Dans leurs dernières conclusions d'intimés, régulièrement notifiées le 29 mars 2024, auxquelles il convient de renvoyer pour un exposé plus exhaustif des moyens, les époux [S] demandent à la cour, de :
' confirmer l'ordonnance en toutes ses dispositions ;
' débouter M. [F] de sa demande de provision ;
' condamner M. [F] à leur verser la somme de 2 000 € au titre de l'article 700 du code de procédure civile ;
' condamner M. [F] aux entiers dépens de l'incident.
Ils font valoir que les diverses responsabilités invoquées par M. [F] soulèvent des contestations sérieuses qui ne relèvent pas de la compétence du juge de la mise en état et qu'en ce qui les concerne, ils contestent être propriétaires du mur litigieux, dont le rapport d'expertise révèle qu'il a été construit par les époux [N], premiers propriétaires de la villa.
Ils ajoutent que le permis de construire accordé à ces derniers prévoyait la construction de deux enrochements indispensables pour retenir une terre dont la stabilité avait été modifiée par le décaissement réalisé par eux sans autorisation et que M. [F] était au courant, tant de l'absence d'enrochements, que de l'état du terrain.
Ils font observer que l'expert judiciaire ne les désigne pas comme les responsables directs et principaux de l'état du mur, et que les travaux qu'ils ont eux-mêmes réalisés ont une part très faible dans la survenance des dommages, mais qu'en tout état de cause, la problématique de répartition des responsabilités consacre également une contestation sérieuse justifiant de dire n'y avoir lieu à provision.
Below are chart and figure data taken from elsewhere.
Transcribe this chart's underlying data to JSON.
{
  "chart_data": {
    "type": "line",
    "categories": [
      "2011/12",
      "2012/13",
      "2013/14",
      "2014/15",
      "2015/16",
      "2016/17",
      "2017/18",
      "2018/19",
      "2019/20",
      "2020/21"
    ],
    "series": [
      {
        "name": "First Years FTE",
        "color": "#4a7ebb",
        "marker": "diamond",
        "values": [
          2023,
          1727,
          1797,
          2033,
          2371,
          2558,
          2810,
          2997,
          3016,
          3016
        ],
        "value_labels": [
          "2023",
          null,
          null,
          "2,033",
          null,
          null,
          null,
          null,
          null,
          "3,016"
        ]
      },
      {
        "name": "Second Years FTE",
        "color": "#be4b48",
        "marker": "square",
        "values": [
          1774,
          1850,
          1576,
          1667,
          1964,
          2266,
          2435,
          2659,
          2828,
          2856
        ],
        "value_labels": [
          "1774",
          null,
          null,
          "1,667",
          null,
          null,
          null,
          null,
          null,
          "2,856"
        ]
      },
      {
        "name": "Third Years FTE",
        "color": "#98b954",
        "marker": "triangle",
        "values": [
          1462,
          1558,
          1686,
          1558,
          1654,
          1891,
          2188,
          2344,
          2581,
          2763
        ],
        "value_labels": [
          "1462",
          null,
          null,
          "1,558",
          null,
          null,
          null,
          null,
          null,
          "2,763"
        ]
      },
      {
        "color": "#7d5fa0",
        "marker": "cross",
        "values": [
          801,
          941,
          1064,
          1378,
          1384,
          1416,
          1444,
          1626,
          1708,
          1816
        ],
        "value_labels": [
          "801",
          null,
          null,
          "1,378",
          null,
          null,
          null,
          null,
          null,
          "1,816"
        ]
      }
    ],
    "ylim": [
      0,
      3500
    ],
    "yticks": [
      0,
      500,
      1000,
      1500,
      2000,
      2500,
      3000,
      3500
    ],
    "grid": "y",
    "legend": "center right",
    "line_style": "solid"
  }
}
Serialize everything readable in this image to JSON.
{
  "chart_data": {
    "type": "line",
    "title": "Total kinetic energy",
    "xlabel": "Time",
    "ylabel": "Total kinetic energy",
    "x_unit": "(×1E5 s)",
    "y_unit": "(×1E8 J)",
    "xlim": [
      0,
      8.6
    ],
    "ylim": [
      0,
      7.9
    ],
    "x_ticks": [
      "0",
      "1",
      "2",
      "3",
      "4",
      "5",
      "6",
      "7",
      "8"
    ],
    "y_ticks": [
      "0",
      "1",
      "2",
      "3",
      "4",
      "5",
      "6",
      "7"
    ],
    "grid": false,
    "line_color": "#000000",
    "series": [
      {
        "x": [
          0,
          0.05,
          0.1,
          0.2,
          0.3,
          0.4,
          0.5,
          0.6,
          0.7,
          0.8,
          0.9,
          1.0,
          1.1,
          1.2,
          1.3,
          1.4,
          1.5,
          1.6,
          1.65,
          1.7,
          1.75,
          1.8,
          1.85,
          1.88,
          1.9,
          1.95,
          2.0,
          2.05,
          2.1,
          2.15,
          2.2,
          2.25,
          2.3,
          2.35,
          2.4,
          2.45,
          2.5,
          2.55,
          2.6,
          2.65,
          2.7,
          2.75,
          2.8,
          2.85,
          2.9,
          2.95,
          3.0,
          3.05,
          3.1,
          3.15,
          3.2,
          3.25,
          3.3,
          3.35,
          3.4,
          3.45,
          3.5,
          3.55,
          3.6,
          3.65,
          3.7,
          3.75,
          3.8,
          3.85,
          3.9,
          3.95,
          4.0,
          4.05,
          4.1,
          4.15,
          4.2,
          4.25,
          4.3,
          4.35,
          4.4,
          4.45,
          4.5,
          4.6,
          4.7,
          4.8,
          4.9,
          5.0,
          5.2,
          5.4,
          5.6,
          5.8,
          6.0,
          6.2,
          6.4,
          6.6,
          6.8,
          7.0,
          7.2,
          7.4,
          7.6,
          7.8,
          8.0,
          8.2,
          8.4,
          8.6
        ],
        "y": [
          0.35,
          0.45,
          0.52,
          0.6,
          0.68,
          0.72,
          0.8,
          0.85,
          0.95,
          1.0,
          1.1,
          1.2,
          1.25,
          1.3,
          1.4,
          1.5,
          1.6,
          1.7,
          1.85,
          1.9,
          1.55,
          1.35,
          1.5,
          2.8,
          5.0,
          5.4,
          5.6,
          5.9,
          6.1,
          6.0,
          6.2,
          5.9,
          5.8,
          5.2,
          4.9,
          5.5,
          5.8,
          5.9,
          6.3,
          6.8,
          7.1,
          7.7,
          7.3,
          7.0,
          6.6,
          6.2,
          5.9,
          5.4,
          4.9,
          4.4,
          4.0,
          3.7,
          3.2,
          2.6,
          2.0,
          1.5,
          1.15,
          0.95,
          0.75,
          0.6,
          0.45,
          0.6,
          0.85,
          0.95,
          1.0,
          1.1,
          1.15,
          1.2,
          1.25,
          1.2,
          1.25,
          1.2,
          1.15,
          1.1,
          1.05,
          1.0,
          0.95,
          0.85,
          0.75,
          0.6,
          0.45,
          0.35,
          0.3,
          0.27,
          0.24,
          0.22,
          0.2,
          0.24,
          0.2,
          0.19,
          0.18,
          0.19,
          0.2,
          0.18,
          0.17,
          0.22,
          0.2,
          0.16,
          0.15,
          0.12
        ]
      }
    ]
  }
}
Dans leurs dernières conclusions d'intimés et d'appel incident, régulièrement notifiées le 9 janvier 2024, auxquelles il convient de renvoyer pour un exposé plus exhaustif des moyens, Mme [D], prise à titre personnel et en qualité d'ayant droit de [A] [N], et M. [C] demandent à la cour, de :
' confirmer l'ordonnance en ce qu'elle a débouté M. [F] de ses demandes provisionnelles ;
' réformer l'ordonnance en ce qu'elle a rejeté les fins de non-recevoir ;
Statuant à nouveau,
' leur déclarer inopposable le rapport d'expertise judiciaire ;
' déclarer irrecevable comme prescrite l'action de M. [F] à leur encontre au visa des dispositions des articles 1792 et suivants du code civil ;
' condamner M. [F] à leur payer une indemnité de 3 000 € sur le fondement de l'article 700 du code de procédure civile et aux dépens.
Ils soutiennent que :
- le rapport d'expertise judiciaire ne leur est pas opposable, puisqu'ils n'ont pas participé aux opérations ;
- puisque M. [F] considère que les travaux réalisés par M. [C] l'ont été sous la maîtrise d'ouvrage de Mme [D], leur responsabilité relève des articles 1792 et suivants du code civil, en vertu du principe selon lequel le droit spécial déroge au droit général, ainsi que du principe de non-cumul des responsabilités, et qu'en l'espèce, la garantie décennale ne peut plus être invoquée au regard de la prescription de l'action puisque l'ouvrage a été construit dans les années 1990 ;
- le juge de la mise n'étant pas compétent pour trancher les contestations sérieuses, aucune provision ne peut être allouée état en l'état du caractère sérieux des contestations opposées à M. [F], étant précisé que le mur qu'ils ont construit était un simple muret de clôture et a été rehaussé à plusieurs reprises.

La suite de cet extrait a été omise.